The registration fee is €40 per room, but providers can register between five and ten rooms in a block for €170, according to a guidance document issued by the RTB.
Some of the delays in getting tenancies registered are caused by the fact that the RTB asks for a PPS number for each student-tenant, says the spokesperson.
But if the student doesn’t have a PPS number, the landlord can still register them by signing a declaration, she says.
For every late registration, late fees of €10 per month accrue every month, says the spokesperson. “Failure to register is an offence which may result in a criminal conviction and a fine of up to four grand.”
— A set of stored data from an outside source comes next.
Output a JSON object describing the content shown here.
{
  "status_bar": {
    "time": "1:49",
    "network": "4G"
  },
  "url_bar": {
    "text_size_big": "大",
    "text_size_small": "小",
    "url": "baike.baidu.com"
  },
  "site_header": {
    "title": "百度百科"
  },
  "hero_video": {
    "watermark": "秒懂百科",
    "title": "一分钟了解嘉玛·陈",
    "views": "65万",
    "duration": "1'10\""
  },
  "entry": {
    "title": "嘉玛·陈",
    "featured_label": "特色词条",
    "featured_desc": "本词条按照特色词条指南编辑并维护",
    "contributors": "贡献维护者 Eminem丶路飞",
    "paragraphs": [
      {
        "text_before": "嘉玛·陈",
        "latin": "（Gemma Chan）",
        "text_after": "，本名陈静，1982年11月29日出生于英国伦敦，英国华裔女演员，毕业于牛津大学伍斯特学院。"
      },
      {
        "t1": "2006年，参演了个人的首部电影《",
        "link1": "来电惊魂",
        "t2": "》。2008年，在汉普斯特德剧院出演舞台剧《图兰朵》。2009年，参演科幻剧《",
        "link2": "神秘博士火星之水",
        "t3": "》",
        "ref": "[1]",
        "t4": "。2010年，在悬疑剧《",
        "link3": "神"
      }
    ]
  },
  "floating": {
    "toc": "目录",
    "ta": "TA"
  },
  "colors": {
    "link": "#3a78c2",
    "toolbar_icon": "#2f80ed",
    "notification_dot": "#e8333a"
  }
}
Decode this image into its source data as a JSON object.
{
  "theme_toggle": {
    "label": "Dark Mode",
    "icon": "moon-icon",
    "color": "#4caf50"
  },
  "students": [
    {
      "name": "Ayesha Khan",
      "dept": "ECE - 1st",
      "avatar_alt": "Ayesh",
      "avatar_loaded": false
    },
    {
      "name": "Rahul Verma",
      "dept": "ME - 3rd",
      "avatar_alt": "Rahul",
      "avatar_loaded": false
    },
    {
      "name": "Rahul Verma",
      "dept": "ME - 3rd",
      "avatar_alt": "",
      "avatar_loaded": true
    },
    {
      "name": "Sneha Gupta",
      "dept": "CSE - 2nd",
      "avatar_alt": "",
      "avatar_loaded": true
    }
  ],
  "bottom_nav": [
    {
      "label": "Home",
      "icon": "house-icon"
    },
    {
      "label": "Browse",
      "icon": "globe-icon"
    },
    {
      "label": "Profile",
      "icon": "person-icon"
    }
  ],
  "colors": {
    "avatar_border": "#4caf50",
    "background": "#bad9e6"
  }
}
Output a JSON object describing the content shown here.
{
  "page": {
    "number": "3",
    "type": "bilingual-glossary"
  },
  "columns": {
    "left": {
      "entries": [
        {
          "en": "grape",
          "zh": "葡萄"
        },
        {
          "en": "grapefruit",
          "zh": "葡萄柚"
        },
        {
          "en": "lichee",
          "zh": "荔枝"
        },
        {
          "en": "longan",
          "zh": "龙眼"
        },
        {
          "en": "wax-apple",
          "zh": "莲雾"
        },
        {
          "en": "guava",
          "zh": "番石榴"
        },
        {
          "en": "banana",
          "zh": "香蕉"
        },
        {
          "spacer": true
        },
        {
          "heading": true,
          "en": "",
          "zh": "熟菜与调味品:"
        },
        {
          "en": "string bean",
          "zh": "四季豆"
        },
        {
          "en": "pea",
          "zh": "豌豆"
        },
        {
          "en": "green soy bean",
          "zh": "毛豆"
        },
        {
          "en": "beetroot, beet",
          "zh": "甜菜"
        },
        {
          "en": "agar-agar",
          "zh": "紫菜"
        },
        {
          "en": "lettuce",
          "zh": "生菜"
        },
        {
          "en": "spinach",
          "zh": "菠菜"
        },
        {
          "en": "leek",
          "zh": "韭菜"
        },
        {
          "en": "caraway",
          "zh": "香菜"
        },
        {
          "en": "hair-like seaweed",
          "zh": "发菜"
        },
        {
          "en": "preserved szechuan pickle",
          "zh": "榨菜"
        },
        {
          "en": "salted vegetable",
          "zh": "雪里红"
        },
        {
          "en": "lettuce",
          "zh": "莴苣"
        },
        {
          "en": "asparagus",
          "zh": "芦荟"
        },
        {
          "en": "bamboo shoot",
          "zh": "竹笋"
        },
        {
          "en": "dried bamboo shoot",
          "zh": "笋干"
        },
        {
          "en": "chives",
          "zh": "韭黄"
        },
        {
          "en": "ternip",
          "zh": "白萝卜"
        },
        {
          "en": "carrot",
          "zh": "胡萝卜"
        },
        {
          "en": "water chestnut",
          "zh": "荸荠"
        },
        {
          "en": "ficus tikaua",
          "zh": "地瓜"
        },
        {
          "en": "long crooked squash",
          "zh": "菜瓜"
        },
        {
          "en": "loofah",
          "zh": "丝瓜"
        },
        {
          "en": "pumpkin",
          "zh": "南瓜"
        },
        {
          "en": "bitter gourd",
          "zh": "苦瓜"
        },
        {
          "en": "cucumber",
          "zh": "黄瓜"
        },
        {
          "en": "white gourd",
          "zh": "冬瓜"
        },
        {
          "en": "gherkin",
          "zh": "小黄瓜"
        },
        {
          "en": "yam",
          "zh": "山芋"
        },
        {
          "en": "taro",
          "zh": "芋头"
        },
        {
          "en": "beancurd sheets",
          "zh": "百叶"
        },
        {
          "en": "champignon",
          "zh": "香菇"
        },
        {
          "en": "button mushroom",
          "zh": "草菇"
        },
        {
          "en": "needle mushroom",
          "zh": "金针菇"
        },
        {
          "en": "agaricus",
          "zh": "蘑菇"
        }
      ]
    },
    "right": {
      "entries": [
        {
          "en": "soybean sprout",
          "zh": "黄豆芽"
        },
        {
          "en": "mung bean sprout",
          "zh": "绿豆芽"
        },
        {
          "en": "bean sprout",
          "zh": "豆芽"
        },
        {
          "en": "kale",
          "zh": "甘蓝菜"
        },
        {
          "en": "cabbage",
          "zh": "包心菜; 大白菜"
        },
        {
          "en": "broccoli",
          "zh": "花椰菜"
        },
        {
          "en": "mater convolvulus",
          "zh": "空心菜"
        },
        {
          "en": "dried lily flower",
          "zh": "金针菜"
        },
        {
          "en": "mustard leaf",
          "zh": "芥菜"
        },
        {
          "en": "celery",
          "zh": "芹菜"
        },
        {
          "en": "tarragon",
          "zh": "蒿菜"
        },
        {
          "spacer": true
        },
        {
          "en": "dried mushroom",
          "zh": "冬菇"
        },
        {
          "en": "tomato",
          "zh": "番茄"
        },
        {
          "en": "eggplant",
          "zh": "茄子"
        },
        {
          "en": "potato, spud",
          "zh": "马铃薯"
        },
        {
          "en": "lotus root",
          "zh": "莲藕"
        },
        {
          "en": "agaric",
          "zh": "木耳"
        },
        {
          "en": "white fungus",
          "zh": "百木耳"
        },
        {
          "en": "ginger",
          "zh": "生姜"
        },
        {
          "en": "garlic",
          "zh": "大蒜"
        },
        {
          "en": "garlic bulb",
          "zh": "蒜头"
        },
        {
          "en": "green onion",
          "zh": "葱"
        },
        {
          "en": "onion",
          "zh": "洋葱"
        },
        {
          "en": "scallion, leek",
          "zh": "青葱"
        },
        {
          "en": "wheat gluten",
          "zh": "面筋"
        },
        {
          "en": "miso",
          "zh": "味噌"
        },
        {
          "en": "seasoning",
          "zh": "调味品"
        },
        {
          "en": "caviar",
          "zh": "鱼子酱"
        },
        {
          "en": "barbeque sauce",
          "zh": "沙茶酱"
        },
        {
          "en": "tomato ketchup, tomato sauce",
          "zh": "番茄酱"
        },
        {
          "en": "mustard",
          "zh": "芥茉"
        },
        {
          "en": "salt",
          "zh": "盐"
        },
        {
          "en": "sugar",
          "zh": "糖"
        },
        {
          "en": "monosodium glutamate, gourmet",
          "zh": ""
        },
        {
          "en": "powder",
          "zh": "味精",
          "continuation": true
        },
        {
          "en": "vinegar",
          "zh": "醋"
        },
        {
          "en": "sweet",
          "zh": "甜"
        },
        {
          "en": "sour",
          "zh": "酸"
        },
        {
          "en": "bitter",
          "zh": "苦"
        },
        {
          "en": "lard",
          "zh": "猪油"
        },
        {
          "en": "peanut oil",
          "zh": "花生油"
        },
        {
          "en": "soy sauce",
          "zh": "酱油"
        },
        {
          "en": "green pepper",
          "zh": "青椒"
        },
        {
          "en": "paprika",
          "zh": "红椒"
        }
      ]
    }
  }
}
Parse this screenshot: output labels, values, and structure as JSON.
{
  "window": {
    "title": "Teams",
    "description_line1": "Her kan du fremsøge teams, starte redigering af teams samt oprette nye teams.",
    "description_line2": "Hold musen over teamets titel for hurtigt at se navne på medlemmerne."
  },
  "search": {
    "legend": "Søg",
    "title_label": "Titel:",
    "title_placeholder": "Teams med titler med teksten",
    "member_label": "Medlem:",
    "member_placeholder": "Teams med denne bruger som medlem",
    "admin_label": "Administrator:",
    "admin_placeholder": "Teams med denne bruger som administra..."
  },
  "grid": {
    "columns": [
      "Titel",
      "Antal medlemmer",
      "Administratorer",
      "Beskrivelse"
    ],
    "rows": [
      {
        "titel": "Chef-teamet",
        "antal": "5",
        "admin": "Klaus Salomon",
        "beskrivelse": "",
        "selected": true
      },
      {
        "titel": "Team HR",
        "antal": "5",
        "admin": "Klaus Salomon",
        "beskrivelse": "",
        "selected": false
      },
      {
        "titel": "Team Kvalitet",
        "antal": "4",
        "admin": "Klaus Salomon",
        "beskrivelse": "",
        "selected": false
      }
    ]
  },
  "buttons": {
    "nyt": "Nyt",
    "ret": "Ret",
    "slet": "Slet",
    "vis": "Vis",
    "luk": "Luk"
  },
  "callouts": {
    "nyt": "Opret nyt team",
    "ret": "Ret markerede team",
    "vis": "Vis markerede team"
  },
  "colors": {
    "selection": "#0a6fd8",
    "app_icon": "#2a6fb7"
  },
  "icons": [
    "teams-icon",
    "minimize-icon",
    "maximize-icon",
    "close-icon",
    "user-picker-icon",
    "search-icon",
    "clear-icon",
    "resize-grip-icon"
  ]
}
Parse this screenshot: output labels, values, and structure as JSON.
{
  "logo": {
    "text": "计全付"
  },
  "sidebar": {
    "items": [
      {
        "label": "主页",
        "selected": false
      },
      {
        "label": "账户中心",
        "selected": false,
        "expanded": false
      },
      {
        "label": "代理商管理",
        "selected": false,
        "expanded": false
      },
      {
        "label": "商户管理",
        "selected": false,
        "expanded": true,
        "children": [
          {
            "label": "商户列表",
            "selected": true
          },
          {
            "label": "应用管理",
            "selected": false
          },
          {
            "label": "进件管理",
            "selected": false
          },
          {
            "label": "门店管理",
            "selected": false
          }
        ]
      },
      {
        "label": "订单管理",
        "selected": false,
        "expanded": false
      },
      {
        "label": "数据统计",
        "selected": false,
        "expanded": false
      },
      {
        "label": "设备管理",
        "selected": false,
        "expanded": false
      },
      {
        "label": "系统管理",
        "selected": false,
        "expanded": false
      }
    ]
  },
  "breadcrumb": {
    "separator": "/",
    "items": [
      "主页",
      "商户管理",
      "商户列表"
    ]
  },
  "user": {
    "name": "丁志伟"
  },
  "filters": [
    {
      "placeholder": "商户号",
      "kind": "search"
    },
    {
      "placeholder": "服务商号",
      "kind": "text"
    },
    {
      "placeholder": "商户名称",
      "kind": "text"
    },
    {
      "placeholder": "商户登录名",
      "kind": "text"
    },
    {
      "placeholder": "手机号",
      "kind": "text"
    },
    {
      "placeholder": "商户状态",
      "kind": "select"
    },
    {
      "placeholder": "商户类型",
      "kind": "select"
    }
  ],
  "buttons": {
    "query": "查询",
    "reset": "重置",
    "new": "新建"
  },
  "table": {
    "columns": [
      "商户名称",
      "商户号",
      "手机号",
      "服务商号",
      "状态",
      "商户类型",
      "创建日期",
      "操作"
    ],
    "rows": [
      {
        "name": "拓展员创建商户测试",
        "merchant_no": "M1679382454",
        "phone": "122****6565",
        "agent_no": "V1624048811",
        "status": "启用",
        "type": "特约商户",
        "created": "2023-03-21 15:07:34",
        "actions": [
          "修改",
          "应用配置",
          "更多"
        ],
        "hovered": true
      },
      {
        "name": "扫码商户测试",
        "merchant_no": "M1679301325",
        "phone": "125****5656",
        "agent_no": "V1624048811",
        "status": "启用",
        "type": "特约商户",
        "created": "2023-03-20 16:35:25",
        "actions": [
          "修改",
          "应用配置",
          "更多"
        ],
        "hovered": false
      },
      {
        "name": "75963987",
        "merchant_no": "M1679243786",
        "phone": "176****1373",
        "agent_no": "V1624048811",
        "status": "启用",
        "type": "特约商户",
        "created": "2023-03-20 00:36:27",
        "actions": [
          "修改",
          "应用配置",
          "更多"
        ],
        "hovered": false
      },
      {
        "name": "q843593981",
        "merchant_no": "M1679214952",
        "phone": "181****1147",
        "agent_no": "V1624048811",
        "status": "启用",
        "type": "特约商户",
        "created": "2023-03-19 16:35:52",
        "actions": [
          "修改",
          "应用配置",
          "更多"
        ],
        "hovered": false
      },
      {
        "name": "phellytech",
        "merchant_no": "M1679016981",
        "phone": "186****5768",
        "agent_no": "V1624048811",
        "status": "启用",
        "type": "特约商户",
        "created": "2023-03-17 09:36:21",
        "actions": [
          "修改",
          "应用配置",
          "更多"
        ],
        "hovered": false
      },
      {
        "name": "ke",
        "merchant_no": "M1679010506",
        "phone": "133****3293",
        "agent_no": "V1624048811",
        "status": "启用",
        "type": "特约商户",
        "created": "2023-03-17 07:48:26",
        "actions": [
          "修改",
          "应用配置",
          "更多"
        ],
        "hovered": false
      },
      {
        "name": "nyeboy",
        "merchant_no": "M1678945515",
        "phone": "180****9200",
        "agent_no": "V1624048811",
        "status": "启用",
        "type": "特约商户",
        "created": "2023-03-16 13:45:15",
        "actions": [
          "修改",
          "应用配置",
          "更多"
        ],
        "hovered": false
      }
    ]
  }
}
The register will be updated again at the end of May, she says.
Tenancies, or Not
The RTB counts a shared room, even if it holds two beds, as one tenancy on its student accommodation register, which means it isn’t straightforward to compare it with available figures on how many beds each complex has, to work out the vacancy rate.
Heyday Student Living at Carman’s Hall in Dublin 8 has 68 tenancies according to the public register, but it has 207 student bed spaces.
Swuite ISA Grangegorman at Arran Quay in Dublin 7 has 55 tenancies, according to the register, but it has 125 bed spaces, according to the planning file.
Those student accommodation providers haven’t responded to questions about registered tenancy rates and vacancy levels sent by email on Friday.
One other provider did reply to say that it is full, but isn’t registering all students living there with the RTB.
According to the tenancy register, Liv Student Accommodation on Church Street in Dublin 7, has 103 registered tenancies.
A spokesperson for Liv said that the complex has 216 bed spaces and has been fully occupied since last July.
But “113 Beds are currently under Nomination Agreements with a number of different schools that are not required to be registered with RTB”, says the spokesperson.
These are mostly short-term stays but for a minimum of four weeks, he says.
“These rooms are under Business to Business agreements,” he says. “The schools pay us for the rooms and the students pay the schools.”
An RTB spokesperson said that the Residential Tenancies Act defines student-specific accommodation as coming under the remit of the RTB.
“Everyone who provides student-specific accommodation is within the RTBs remit and the legislation clarifies that all licences and tenancies that fall under their remit have to be registered,” she says.
“Each landlord needs to consider the arrangement they have in place and they if necessary need to seek legal advice to determine their individual circumstances,” she says.